After three turns, Niger's Praetorian Guard were again in a good position to protect the left flank, which was now under threat from two flanking units of Serverus' light cavalry.
Flanking German cavalry supported by ....
Roman Auxiliary cavalry.  
By this point in the game it was turn seven, John held the villa and my forces were now in excellent defensive positions around the Temple of Mars. 
There was no way that John was going secure the Temple of Mars in such a short time and therefore he decided to concede the game 2 to 3 victory points in favour of Niger's forces.
Following the battle Niger withdrew and allowed Serverus to pray in the temple (it was the least I could do, considering the wanton destruction of the villa by fire). With history changed at the throw of a dice, we retired to a local curry house to discuss the events of the battle.   
This was an interesting battle of manoeuvre and counter-manoeuvre by both sides. 
The game demonstrates that in War and Conquest, games can be won through skillful deployment and objective focused movement, just as much as well timed charges into combat.
Cheers John, it's always a pleasure mate!!! 

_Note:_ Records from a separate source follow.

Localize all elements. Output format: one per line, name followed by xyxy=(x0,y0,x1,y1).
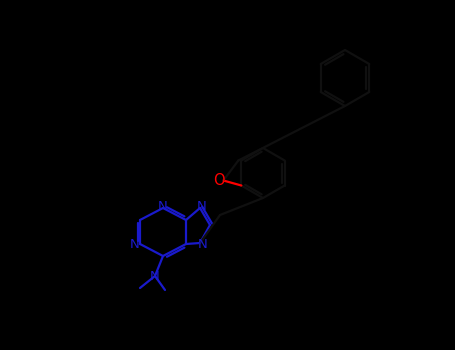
Text: N: N xyxy=(158,199,168,212)
Text: N: N xyxy=(197,201,207,214)
Text: N: N xyxy=(198,238,208,251)
Text: O: O xyxy=(213,173,225,188)
Text: N: N xyxy=(150,271,160,284)
Text: N: N xyxy=(130,238,140,251)
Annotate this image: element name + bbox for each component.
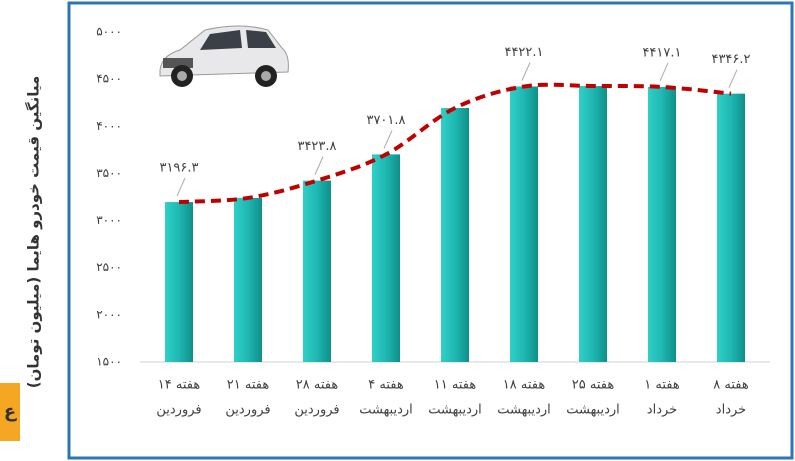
leader-line [314, 156, 324, 175]
x-tick-label: خرداد [647, 403, 677, 418]
y-tick-label: ۲۰۰۰ [96, 307, 122, 321]
leader-line [521, 62, 531, 81]
value-label: ۳۴۲۳.۸ [297, 139, 336, 154]
y-tick-label: ۳۰۰۰ [96, 213, 122, 227]
x-tick-label: اردیبهشت [497, 403, 551, 418]
bar [165, 202, 193, 362]
trend-line [178, 82, 732, 205]
bar [717, 93, 745, 363]
car-icon [159, 25, 289, 87]
value-label: ۳۷۰۱.۸ [366, 113, 405, 128]
bar [303, 180, 331, 362]
y-tick-label: ۴۰۰۰ [96, 119, 122, 133]
x-tick-label: هفته ۸ [713, 378, 749, 393]
bar [441, 107, 469, 362]
x-tick-label: خرداد [716, 403, 746, 418]
x-tick-label: فروردین [156, 403, 201, 418]
bar [579, 86, 607, 363]
y-tick-label: ۳۵۰۰ [96, 166, 122, 180]
leader-line [176, 177, 186, 197]
leader-line [383, 130, 393, 149]
badge-box [0, 383, 20, 441]
x-tick-label: فروردین [225, 403, 270, 418]
x-tick-label: هفته ۱ [644, 378, 680, 393]
x-tick-label: هفته ۲۱ [227, 378, 270, 393]
value-label: ۴۳۴۶.۲ [711, 52, 750, 67]
value-label: ۴۴۱۷.۱ [642, 45, 681, 60]
y-axis-title: میانگین قیمت خودرو هایما (میلیون تومان) [25, 76, 43, 389]
value-label: ۴۴۲۲.۱ [504, 45, 543, 60]
y-tick-label: ۱۵۰۰ [96, 355, 122, 369]
bar [510, 86, 538, 362]
badge: ع [4, 401, 17, 422]
y-tick-label: ۴۵۰۰ [96, 72, 122, 86]
x-tick-label: اردیبهشت [359, 403, 413, 418]
x-tick-label: اردیبهشت [428, 403, 482, 418]
leader-line [659, 62, 669, 82]
y-tick-label: ۵۰۰۰ [96, 25, 122, 39]
value-label: ۳۱۹۶.۳ [159, 161, 198, 176]
bar [234, 197, 262, 362]
x-tick-label: فروردین [294, 403, 339, 418]
y-tick-label: ۲۵۰۰ [96, 260, 122, 274]
bar [372, 154, 400, 362]
chart-frame [67, 1, 794, 460]
leader-line [728, 69, 738, 88]
x-tick-label: هفته ۱۴ [158, 378, 201, 393]
x-tick-label: اردیبهشت [566, 403, 620, 418]
bar [648, 86, 676, 363]
x-tick-label: هفته ۱۸ [503, 378, 546, 393]
x-tick-label: هفته ۲۸ [296, 378, 339, 393]
x-tick-label: هفته ۴ [368, 378, 404, 393]
x-tick-label: هفته ۱۱ [434, 378, 477, 393]
x-tick-label: هفته ۲۵ [572, 378, 615, 393]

  1. What a great looking game! Love your terrain and Man Cave.

  2. Great looking figures and terrain.

  3. Yeah, that's what i like to see, lots of nicely painted miniatures on great looking terrain- it just makes all the difference to a game.

    Fab stuff.


  4. Beautiful game. I've been waiting to see your guys in action!

  5. Wonderful, great figures, terrain and narrative.

  6. Crikey, that's something beautiful and not seen everyday! Brilliant.

  7. War is a fascinating subject. Despite the dubious morality of using violence to achieve personal or political aims. It remains that conflict has been used to do just that throughout recorded history.

    Your article is very well done, a good read.